We like that the world is getting more confusing—or, at least, some of us do—it makes it easier to lie and cheat and steal. And just to super-charge the confusion, we have a mass-media machine that craves excitement and ignores substance, like a spoiled child. Somewhere between the ‘yellow journalism’ at the break of the last century, and this century’s Fox News, we used to enjoy a historical ‘sweet-spot’, where Journalism was respected and professional—they even got to the point where it was available as a major in college study. TV news started out as a mandatory, public-service requirement for public broadcasters! They still have Journalism majors in colleges—but the classes are usually titled something like “Communicating In Media”, or some other name that lets you know you’re not dealing with ‘reporting’ anymore, you’re ‘communicating’. More dilution of something great into something ‘meh’.

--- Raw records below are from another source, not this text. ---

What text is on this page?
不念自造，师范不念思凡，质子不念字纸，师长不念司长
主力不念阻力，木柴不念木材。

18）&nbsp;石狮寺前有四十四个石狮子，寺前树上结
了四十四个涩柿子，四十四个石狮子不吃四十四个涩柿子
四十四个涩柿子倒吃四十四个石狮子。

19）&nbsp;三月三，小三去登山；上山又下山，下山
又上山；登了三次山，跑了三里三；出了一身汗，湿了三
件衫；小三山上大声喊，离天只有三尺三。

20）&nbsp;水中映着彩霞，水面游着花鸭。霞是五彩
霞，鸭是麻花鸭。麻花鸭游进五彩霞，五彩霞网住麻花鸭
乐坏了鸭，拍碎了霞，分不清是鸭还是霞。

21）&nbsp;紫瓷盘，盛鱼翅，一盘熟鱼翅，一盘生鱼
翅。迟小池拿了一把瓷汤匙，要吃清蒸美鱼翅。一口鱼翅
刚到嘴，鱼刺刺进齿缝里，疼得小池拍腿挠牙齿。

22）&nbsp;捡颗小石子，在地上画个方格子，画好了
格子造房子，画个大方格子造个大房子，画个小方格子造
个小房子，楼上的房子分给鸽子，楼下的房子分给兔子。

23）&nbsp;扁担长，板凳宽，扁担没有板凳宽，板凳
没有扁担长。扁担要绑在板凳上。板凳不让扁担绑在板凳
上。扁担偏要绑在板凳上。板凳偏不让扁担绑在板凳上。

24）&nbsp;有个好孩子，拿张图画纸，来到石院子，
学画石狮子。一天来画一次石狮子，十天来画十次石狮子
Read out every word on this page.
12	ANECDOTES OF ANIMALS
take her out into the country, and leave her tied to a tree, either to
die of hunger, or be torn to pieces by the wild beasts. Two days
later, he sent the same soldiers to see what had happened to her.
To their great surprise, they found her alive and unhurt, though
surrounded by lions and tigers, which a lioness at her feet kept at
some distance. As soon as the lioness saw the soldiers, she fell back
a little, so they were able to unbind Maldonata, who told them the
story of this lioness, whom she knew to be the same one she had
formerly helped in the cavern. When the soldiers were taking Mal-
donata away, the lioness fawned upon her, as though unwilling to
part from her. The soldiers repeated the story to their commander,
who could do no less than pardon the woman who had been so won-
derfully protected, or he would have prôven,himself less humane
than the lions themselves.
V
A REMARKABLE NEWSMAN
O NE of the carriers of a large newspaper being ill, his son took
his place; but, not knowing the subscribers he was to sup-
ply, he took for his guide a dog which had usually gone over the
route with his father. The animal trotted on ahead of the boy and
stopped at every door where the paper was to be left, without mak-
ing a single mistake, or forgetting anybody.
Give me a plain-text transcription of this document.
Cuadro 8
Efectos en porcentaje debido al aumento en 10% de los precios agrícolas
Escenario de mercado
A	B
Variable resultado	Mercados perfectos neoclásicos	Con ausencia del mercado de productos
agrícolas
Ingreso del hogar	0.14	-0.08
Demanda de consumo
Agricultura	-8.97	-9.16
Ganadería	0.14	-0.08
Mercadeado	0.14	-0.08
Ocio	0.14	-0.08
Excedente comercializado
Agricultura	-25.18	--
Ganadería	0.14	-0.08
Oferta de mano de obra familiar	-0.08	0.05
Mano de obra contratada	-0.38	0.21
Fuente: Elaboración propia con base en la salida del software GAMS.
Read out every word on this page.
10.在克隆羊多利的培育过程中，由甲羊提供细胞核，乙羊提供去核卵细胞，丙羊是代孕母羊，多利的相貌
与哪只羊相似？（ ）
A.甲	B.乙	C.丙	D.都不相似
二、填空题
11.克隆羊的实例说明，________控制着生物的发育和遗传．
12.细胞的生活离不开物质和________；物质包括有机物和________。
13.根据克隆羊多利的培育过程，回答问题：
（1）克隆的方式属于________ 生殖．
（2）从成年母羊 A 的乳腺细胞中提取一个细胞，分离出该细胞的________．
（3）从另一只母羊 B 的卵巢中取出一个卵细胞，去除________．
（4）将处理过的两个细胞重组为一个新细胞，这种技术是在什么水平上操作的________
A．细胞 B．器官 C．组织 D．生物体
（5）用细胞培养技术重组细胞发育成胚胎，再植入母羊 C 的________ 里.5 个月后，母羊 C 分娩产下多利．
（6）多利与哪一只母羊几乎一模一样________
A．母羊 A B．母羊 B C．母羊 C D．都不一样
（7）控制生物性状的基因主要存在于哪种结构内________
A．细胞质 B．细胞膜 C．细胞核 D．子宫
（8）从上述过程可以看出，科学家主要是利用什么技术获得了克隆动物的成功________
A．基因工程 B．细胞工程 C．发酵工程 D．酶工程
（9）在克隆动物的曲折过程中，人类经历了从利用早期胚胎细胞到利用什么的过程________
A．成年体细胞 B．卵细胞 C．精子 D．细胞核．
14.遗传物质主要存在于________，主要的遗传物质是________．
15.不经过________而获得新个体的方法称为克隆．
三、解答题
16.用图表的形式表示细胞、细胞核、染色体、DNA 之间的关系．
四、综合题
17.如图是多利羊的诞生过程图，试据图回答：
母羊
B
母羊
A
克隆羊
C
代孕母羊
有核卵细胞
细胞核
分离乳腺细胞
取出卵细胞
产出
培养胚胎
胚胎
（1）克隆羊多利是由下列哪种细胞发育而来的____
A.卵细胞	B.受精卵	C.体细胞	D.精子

And that’s where the whole world is heading. Where once was sweet air and crystal-clear water, flush with fish and game, free of toxins—we will now enjoy ‘meh’. Where once dumb people could remain comfortably dumb, and scientists were trusted to think, we will now enjoy a free-for-all of debate points and well-turned phrases made out of pure bullshit—until reality pulls the plug. I once had hope that we would control ourselves in some way—I was so stupid. I guess I was misled by my intense desire for us to survive as a species, maybe even live as good people. Ha. We all have to grow up sometime.
Great post. I way at a yoga studio where a really vapid couple of lawyer were giving a dharma talk that was so muddled and even self-contradictory it was unbelievable. Then they said something like, “well, if you told a scientist about this, they’d say something about how it’s not valid because you didn’t do a scientific study, blah, blah…..” And one of them was a lawyer for the federal government. I thought the Sara Palins of this world were uneducated ex-beauty queens, but these people had professional degrees.
Thanks, Kurt. But don’t get me started on college degrees and their relationship to intelligent understanding. It may be sour grapes, since I have no higher-ed degrees of my own, but I’ve come to suspect college doesn’t make us smarter, it just makes us all dumber in the same way.